So, Axl Rose used to live down the street from Laura London. She’s a photographer, dabbling in the art and fashion worlds, and she made this series of work called Axl Rose Was My Neighbor. You can see the photographs on her website: there’s people dressed up like Axl Rose who are obviously not Axl Rose. She is doing something artists do: making fiction.
Axl Rose does not do nuance. According to the cease and desist letter obtained by TMZ, Rose is suing because of “blatantly false and defamatory statements” on the website of Coagula Curatorial, Gleason’s gallery. The statement in question comes from a description about one of London’s works, a photograph of graffiti on Axl Rose’s garage, which she claims was made by the singer:
“Axl Rose was having a fight with his wife at the time, Erin Everly, and spray painted graffiti of lyrics of one of his most popular songs ‘Sweet Child 0’ Mine,’ twisted into sick poetry and instead wrote ‘Sweet Child ’ 0Die you R 1 of many nothing special.”
Rose claims he never did such a thing and, like any rational human, he wants Gleason to cancel the exhibition. If that doesn’t happen, Rose plans to milk Gleason for the cash cow he thinks he is, seeking millions of dollars in damages from the art writer, among other demands.
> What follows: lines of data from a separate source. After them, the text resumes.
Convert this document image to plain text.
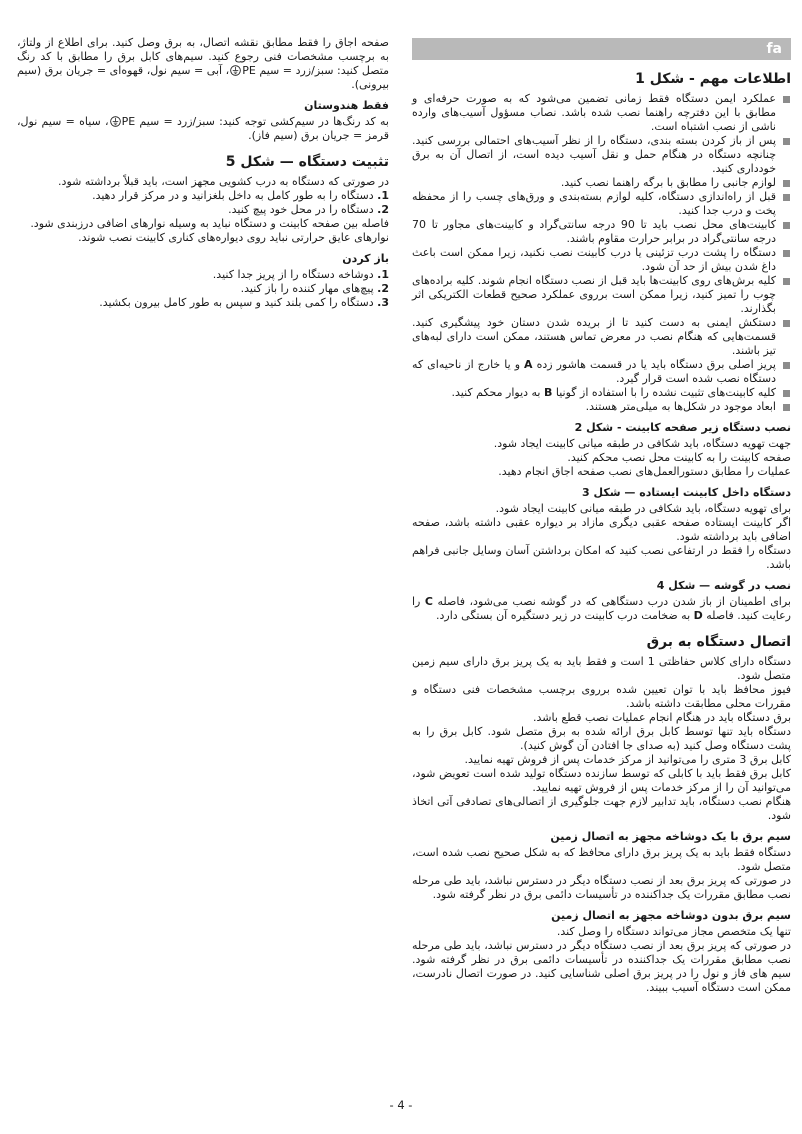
صفحه اجاق را فقط مطابق نقشه اتصال، به برق وصل کنید. برای اطلاع از ولتاژ، به برچسب مشخصات فنی رجوع کنید. سیم‌های کابل برق را مطابق با کد رنگ متصل کنید: سبز/زرد = سیم PE
، آبی = سیم نول، قهوه‌ای = جریان برق (سیم بیرونی).
فقط هندوستان
به کد رنگ‌ها در سیم‌کشی توجه کنید: سبز/زرد = سیم PE
، سیاه = سیم نول، قرمز = جریان برق (سیم فاز).
تثبیت دستگاه — شکل 5
در صورتی که دستگاه به درب کشویی مجهز است، باید قبلاً برداشته شود.
1. دستگاه را به طور کامل به داخل بلغزانید و در مرکز قرار دهید.
2. دستگاه را در محل خود پیچ کنید.
فاصله بین صفحه کابینت و دستگاه نباید به وسیله نوارهای اضافی درزبندی شود.
نوارهای عایق حرارتی نباید روی دیواره‌های کناری کابینت نصب شوند.
باز کردن
1. دوشاخه دستگاه را از پریز جدا کنید.
2. پیچ‌های مهار کننده را باز کنید.
3. دستگاه را کمی بلند کنید و سپس به طور کامل بیرون بکشید.
fa
اطلاعات مهم - شکل 1
عملکرد ایمن دستگاه فقط زمانی تضمین می‌شود که به صورت حرفه‌ای و مطابق با این دفترچه راهنما نصب شده باشد. نصاب مسؤول آسیب‌های وارده ناشی از نصب اشتباه است.
پس از باز کردن بسته بندی، دستگاه را از نظر آسیب‌های احتمالی بررسی کنید. چنانچه دستگاه در هنگام حمل و نقل آسیب دیده است، از اتصال آن به برق خودداری کنید.
لوازم جانبی را مطابق با برگه راهنما نصب کنید.
قبل از راه‌اندازی دستگاه، کلیه لوازم بسته‌بندی و ورق‌های چسب را از محفظه پخت و درب جدا کنید.
کابینت‌های محل نصب باید تا 90 درجه سانتی‌گراد و کابینت‌های مجاور تا 70 درجه سانتی‌گراد در برابر حرارت مقاوم باشند.
دستگاه را پشت درب تزئینی یا درب کابینت نصب نکنید، زیرا ممکن است باعث داغ شدن بیش از حد آن شود.
کلیه برش‌های روی کابینت‌ها باید قبل از نصب دستگاه انجام شوند. کلیه براده‌های چوب را تمیز کنید، زیرا ممکن است برروی عملکرد صحیح قطعات الکتریکی اثر بگذارند.
دستکش ایمنی به دست کنید تا از بریده شدن دستان خود پیشگیری کنید. قسمت‌هایی که هنگام نصب در معرض تماس هستند، ممکن است دارای لبه‌های تیز باشند.
پریز اصلی برق دستگاه باید یا در قسمت هاشور زده A و یا خارج از ناحیه‌ای که دستگاه نصب شده است قرار گیرد.
کلیه کابینت‌های تثبیت نشده را با استفاده از گونیا B به دیوار محکم کنید.
ابعاد موجود در شکل‌ها به میلی‌متر هستند.
نصب دستگاه زیر صفحه کابینت - شکل 2
جهت تهویه دستگاه، باید شکافی در طبقه میانی کابینت ایجاد شود.
صفحه کابینت را به کابینت محل نصب محکم کنید.
عملیات را مطابق دستورالعمل‌های نصب صفحه اجاق انجام دهید.
دستگاه داخل کابینت ایستاده — شکل 3
برای تهویه دستگاه، باید شکافی در طبقه میانی کابینت ایجاد شود.
اگر کابینت ایستاده صفحه عقبی دیگری مازاد بر دیواره عقبی داشته باشد، صفحه اضافی باید برداشته شود.
دستگاه را فقط در ارتفاعی نصب کنید که امکان برداشتن آسان وسایل جانبی فراهم باشد.
نصب در گوشه — شکل 4
برای اطمینان از باز شدن درب دستگاهی که در گوشه نصب می‌شود، فاصله C را رعایت کنید. فاصله D به ضخامت درب کابینت در زیر دستگیره آن بستگی دارد.
اتصال دستگاه به برق
دستگاه دارای کلاس حفاظتی 1 است و فقط باید به یک پریز برق دارای سیم زمین متصل شود.
فیوز محافظ باید با توان تعیین شده برروی برچسب مشخصات فنی دستگاه و مقررات محلی مطابقت داشته باشد.
برق دستگاه باید در هنگام انجام عملیات نصب قطع باشد.
دستگاه باید تنها توسط کابل برق ارائه شده به برق متصل شود. کابل برق را به پشت دستگاه وصل کنید (به صدای جا افتادن آن گوش کنید).
کابل برق 3 متری را می‌توانید از مرکز خدمات پس از فروش تهیه نمایید.
کابل برق فقط باید با کابلی که توسط سازنده دستگاه تولید شده است تعویض شود، می‌توانید آن را از مرکز خدمات پس از فروش تهیه نمایید.
هنگام نصب دستگاه، باید تدابیر لازم جهت جلوگیری از اتصالی‌های تصادفی آتی اتخاذ شود.
سیم برق با یک دوشاخه مجهز به اتصال زمین
دستگاه فقط باید به یک پریز برق دارای محافظ که به شکل صحیح نصب شده است، متصل شود.
در صورتی که پریز برق بعد از نصب دستگاه دیگر در دسترس نباشد، باید طی مرحله نصب مطابق مقررات یک جداکننده در تأسیسات دائمی برق در نظر گرفته شود.
سیم برق بدون دوشاخه مجهز به اتصال زمین
تنها یک متخصص مجاز می‌تواند دستگاه را وصل کند.
در صورتی که پریز برق بعد از نصب دستگاه دیگر در دسترس نباشد، باید طی مرحله نصب مطابق مقررات یک جداکننده در تأسیسات دائمی برق در نظر گرفته شود. سیم های فاز و نول را در پریز برق اصلی شناسایی کنید. در صورت اتصال نادرست، ممکن است دستگاه آسیب ببیند.
- 4 -
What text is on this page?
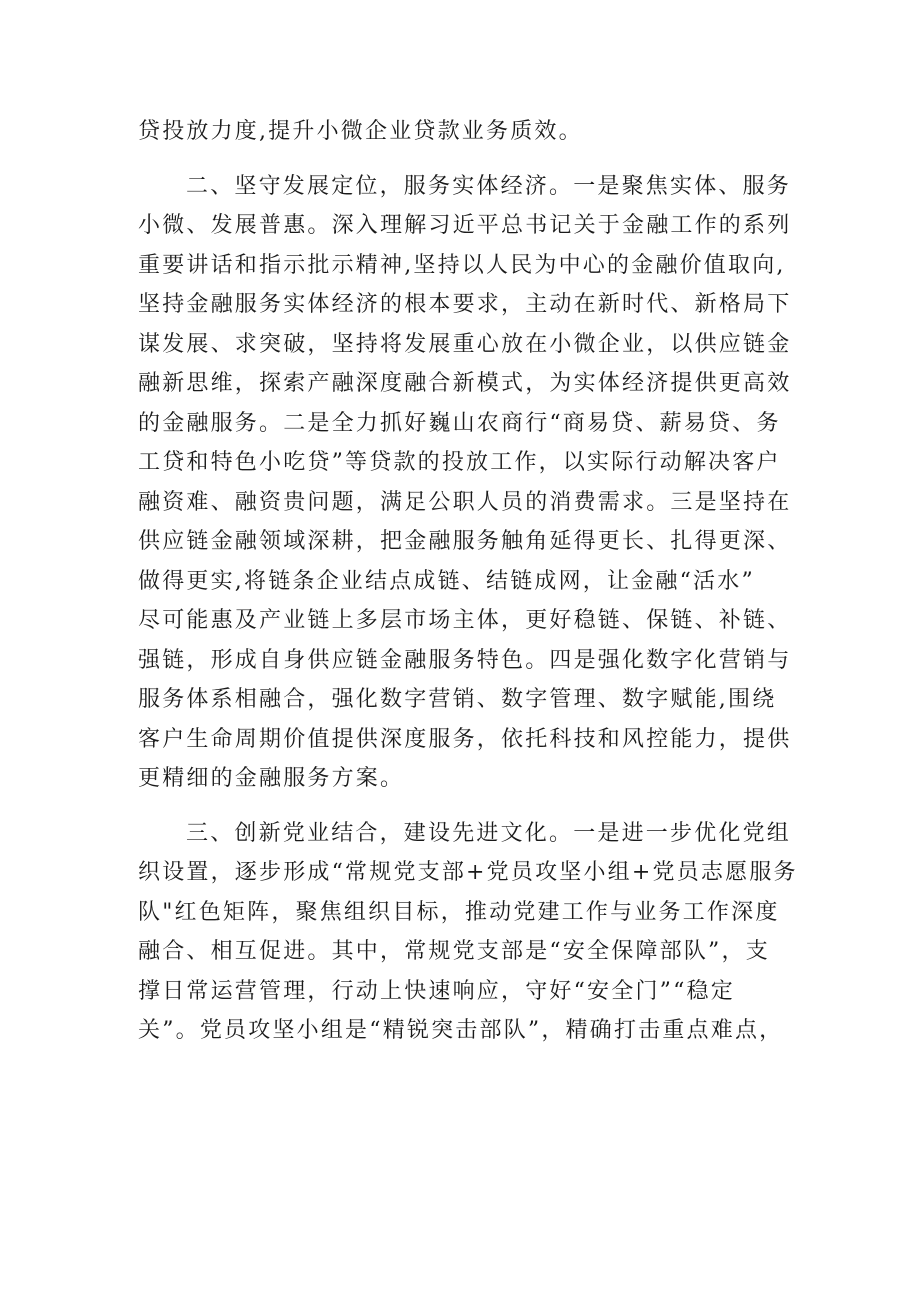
贷投放力度,提升小微企业贷款业务质效。
二、坚守发展定位，服务实体经济。一是聚焦实体、服务
小微、发展普惠。深入理解习近平总书记关于金融工作的系列
重要讲话和指示批示精神,坚持以人民为中心的金融价值取向,
坚持金融服务实体经济的根本要求，主动在新时代、新格局下
谋发展、求突破，坚持将发展重心放在小微企业，以供应链金
融新思维，探索产融深度融合新模式，为实体经济提供更高效
的金融服务。二是全力抓好巍山农商行“商易贷、薪易贷、务
工贷和特色小吃贷”等贷款的投放工作，以实际行动解决客户
融资难、融资贵问题，满足公职人员的消费需求。三是坚持在
供应链金融领域深耕，把金融服务触角延得更长、扎得更深、
做得更实,将链条企业结点成链、结链成网，让金融“活水”
尽可能惠及产业链上多层市场主体，更好稳链、保链、补链、
强链，形成自身供应链金融服务特色。四是强化数字化营销与
服务体系相融合，强化数字营销、数字管理、数字赋能,围绕
客户生命周期价值提供深度服务，依托科技和风控能力，提供
更精细的金融服务方案。
三、创新党业结合，建设先进文化。一是进一步优化党组
织设置，逐步形成“常规党支部+党员攻坚小组+党员志愿服务
队"红色矩阵，聚焦组织目标，推动党建工作与业务工作深度
融合、相互促进。其中，常规党支部是“安全保障部队”，支
撑日常运营管理，行动上快速响应，守好“安全门”“稳定
关”。党员攻坚小组是“精锐突击部队”，精确打击重点难点，
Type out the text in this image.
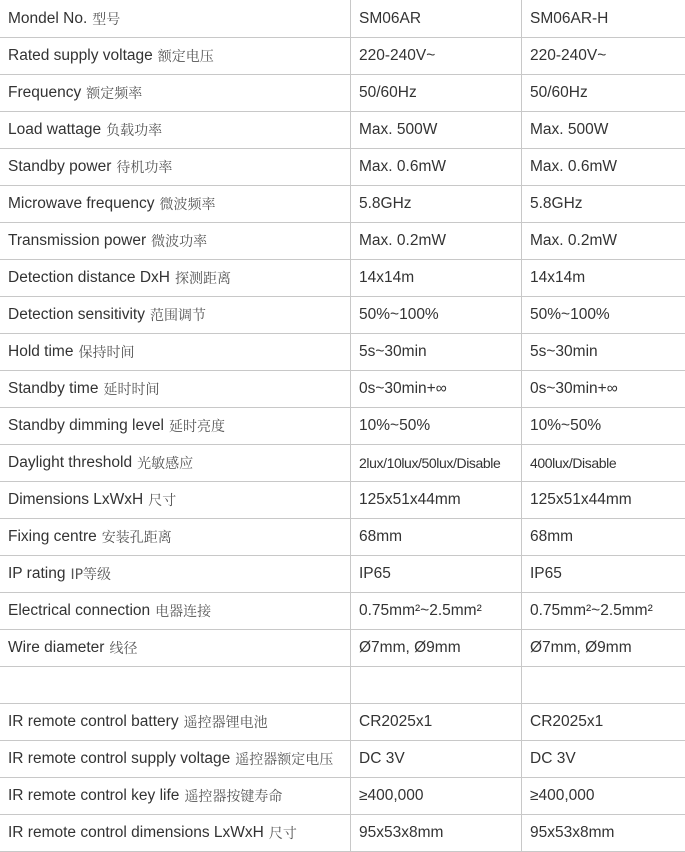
Mondel No. 型号	SM06AR	SM06AR-H
Rated supply voltage 额定电压	220-240V~	220-240V~
Frequency 额定频率	50/60Hz	50/60Hz
Load wattage 负载功率	Max. 500W	Max. 500W
Standby power 待机功率	Max. 0.6mW	Max. 0.6mW
Microwave frequency 微波频率	5.8GHz	5.8GHz
Transmission power 微波功率	Max. 0.2mW	Max. 0.2mW
Detection distance DxH 探测距离	14x14m	14x14m
Detection sensitivity 范围调节	50%~100%	50%~100%
Hold time 保持时间	5s~30min	5s~30min
Standby time 延时时间	0s~30min+∞	0s~30min+∞
Standby dimming level 延时亮度	10%~50%	10%~50%
Daylight threshold 光敏感应	2lux/10lux/50lux/Disable	400lux/Disable
Dimensions LxWxH 尺寸	125x51x44mm	125x51x44mm
Fixing centre 安装孔距离	68mm	68mm
IP rating IP等级	IP65	IP65
Electrical connection 电器连接	0.75mm²~2.5mm²	0.75mm²~2.5mm²
Wire diameter 线径	Ø7mm, Ø9mm	Ø7mm, Ø9mm
IR remote control battery 遥控器锂电池	CR2025x1	CR2025x1
IR remote control supply voltage 遥控器额定电压	DC 3V	DC 3V
IR remote control key life 遥控器按键寿命	≥400,000	≥400,000
IR remote control dimensions LxWxH 尺寸	95x53x8mm	95x53x8mm
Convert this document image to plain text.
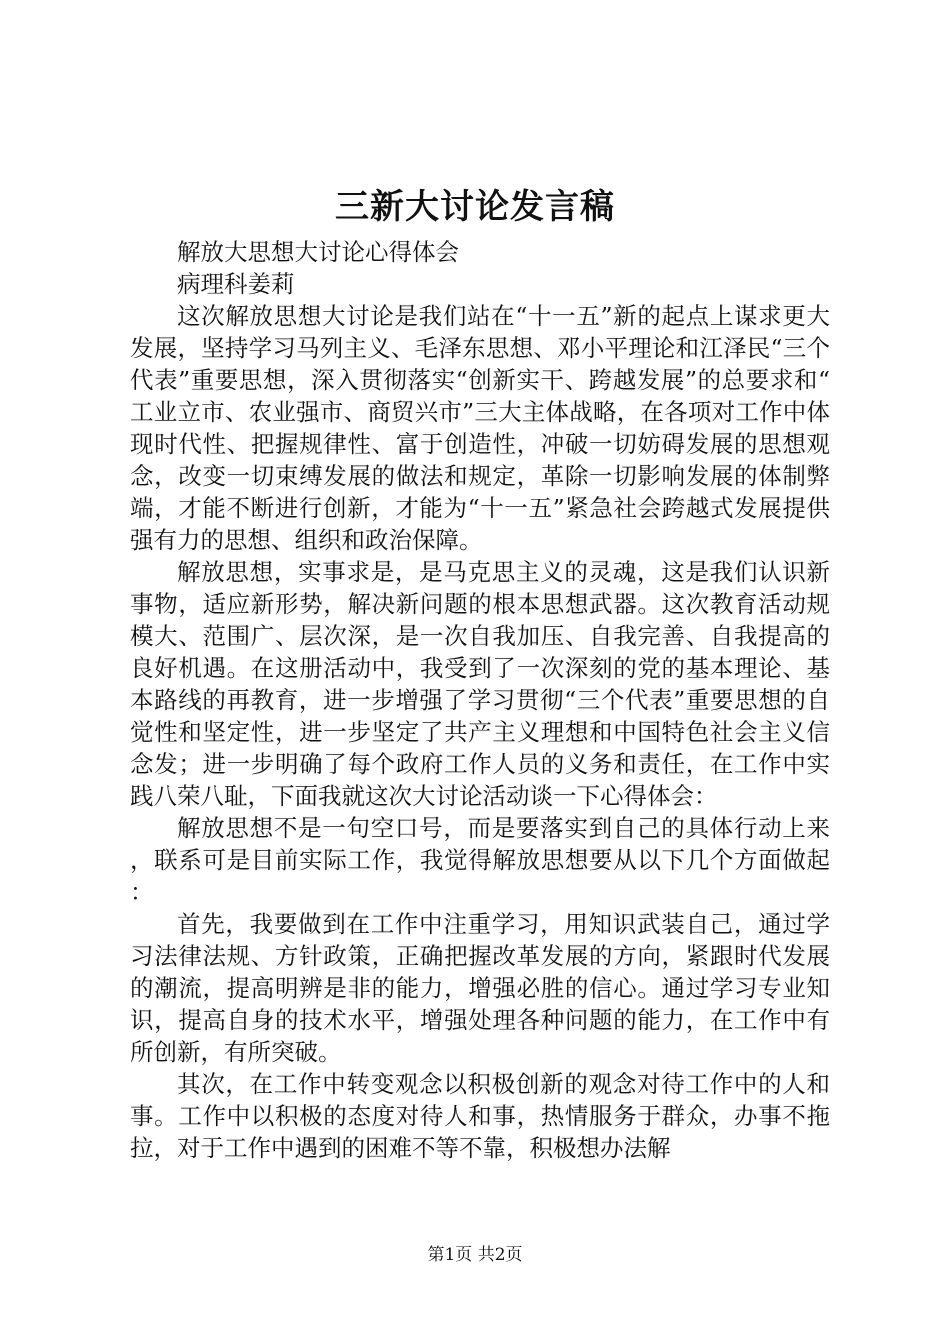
三新大讨论发言稿

解放大思想大讨论心得体会

病理科姜莉

这次解放思想大讨论是我们站在“十一五”新的起点上谋求更大发展，坚持学习马列主义、毛泽东思想、邓小平理论和江泽民“三个代表”重要思想，深入贯彻落实“创新实干、跨越发展”的总要求和“工业立市、农业强市、商贸兴市”三大主体战略，在各项对工作中体现时代性、把握规律性、富于创造性，冲破一切妨碍发展的思想观念，改变一切束缚发展的做法和规定，革除一切影响发展的体制弊端，才能不断进行创新，才能为“十一五”紧急社会跨越式发展提供强有力的思想、组织和政治保障。

解放思想，实事求是，是马克思主义的灵魂，这是我们认识新事物，适应新形势，解决新问题的根本思想武器。这次教育活动规模大、范围广、层次深，是一次自我加压、自我完善、自我提高的良好机遇。在这册活动中，我受到了一次深刻的党的基本理论、基本路线的再教育，进一步增强了学习贯彻“三个代表”重要思想的自觉性和坚定性，进一步坚定了共产主义理想和中国特色社会主义信念发；进一步明确了每个政府工作人员的义务和责任，在工作中实践八荣八耻，下面我就这次大讨论活动谈一下心得体会：

解放思想不是一句空口号，而是要落实到自己的具体行动上来，联系可是目前实际工作，我觉得解放思想要从以下几个方面做起：

首先，我要做到在工作中注重学习，用知识武装自己，通过学习法律法规、方针政策，正确把握改革发展的方向，紧跟时代发展的潮流，提高明辨是非的能力，增强必胜的信心。通过学习专业知识，提高自身的技术水平，增强处理各种问题的能力，在工作中有所创新，有所突破。

其次，在工作中转变观念以积极创新的观念对待工作中的人和事。工作中以积极的态度对待人和事，热情服务于群众，办事不拖拉，对于工作中遇到的困难不等不靠，积极想办法解

第1页 共2页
Of course. That makes total sense.
So far, the exhibition has not been cancelled, although the language on Coagula Curatorial’s website has changed to emphasize that Laura London’s exhibition about Axl Rose is, in fact, a “docudrama based on an interpretation and depiction of actual events.”
Let’s hope that art wins against the crazies. If nothing else, we have learned the lesson that Axl Rose has an appetite for injunction, and he continues to abide by those lyrics he wrote so many decades ago in “Welcome to the Jungle”:
You can have everything you want but you better not take it from me.